Wetenschap
Hun bevindingen, gerapporteerd in het tijdschrift American Antiquity, belichten een essentieel facet van de Cahokiaanse samenleving en cultuur.
Cahokia was een van de grootste en meest complexe stedelijke centra in het prehistorische Noord-Amerika. Het bloeide van ongeveer 700 tot 1400 CE in wat nu het zuidwesten van Illinois is.
Er zijn meer dan 100 koperplaten teruggevonden uit ceremoniële en elitaire contexten in Cahokia, waarvan sommige voorzien zijn van ingewikkelde gravures. Archeologen vragen zich al lang af waar het koper vandaan komt en hoe prehistorische indianen die in steen, bot, hout en andere organische materialen werkten, het zachte maar duurzame metaal tot kunstwerken konden omvormen.

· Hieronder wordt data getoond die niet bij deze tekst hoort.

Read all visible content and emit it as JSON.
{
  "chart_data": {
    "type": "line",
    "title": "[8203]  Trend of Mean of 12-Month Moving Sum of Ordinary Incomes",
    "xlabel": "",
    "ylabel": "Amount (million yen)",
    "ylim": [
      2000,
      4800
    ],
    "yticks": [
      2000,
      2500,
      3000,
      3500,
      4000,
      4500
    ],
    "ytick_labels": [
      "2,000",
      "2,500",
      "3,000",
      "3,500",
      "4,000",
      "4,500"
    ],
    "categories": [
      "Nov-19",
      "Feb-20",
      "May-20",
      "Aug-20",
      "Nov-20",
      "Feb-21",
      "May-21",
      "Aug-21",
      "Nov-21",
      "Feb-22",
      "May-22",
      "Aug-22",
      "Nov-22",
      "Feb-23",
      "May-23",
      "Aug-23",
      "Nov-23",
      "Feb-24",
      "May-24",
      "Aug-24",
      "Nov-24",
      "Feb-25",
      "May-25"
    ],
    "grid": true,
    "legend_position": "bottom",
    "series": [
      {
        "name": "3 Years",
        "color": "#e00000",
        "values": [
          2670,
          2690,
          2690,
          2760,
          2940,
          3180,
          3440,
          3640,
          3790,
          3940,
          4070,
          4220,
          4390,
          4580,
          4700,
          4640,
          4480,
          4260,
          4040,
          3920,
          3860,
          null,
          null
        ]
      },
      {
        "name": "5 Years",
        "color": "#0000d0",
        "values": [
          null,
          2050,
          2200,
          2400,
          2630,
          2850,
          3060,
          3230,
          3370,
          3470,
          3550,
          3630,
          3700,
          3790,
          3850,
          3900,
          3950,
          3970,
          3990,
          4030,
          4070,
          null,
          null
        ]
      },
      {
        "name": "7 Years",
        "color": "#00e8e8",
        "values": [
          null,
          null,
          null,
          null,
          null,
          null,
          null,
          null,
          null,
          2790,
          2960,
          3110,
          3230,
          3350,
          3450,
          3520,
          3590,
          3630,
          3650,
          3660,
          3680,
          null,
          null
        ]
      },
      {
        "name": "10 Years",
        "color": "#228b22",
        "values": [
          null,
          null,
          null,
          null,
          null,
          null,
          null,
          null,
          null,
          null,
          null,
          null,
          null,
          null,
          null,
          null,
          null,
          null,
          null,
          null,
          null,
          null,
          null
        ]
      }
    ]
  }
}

Nieuwe sporenelementanalyses van metaalfragmenten geven aan dat het koper werd gewonnen uit afzettingen op het huidige Upper Peninsula van Michigan. Om de technieken van de prehistorische metaalbewerkers te bepalen, wendden de onderzoekers zich tot etnografische verslagen van historische koperbewerking en voerden ze experimenten uit met verschillende gereedschappen, waaronder stenen en koperen hamers, aambeelden en houten hamers, om Cahokiaans koperwerk te repliceren.
De onderzoekers merkten op dat koud bewerken – of werken onder de herkristallisatietemperatuur van het metaal – ideaal was voor het dunner maken van de koperplaten en het maken van decoratieve gravures, terwijl heet bewerken – het verwarmen van het metaal voorbij de herkristallisatietemperatuur – nuttig was voor het gieten.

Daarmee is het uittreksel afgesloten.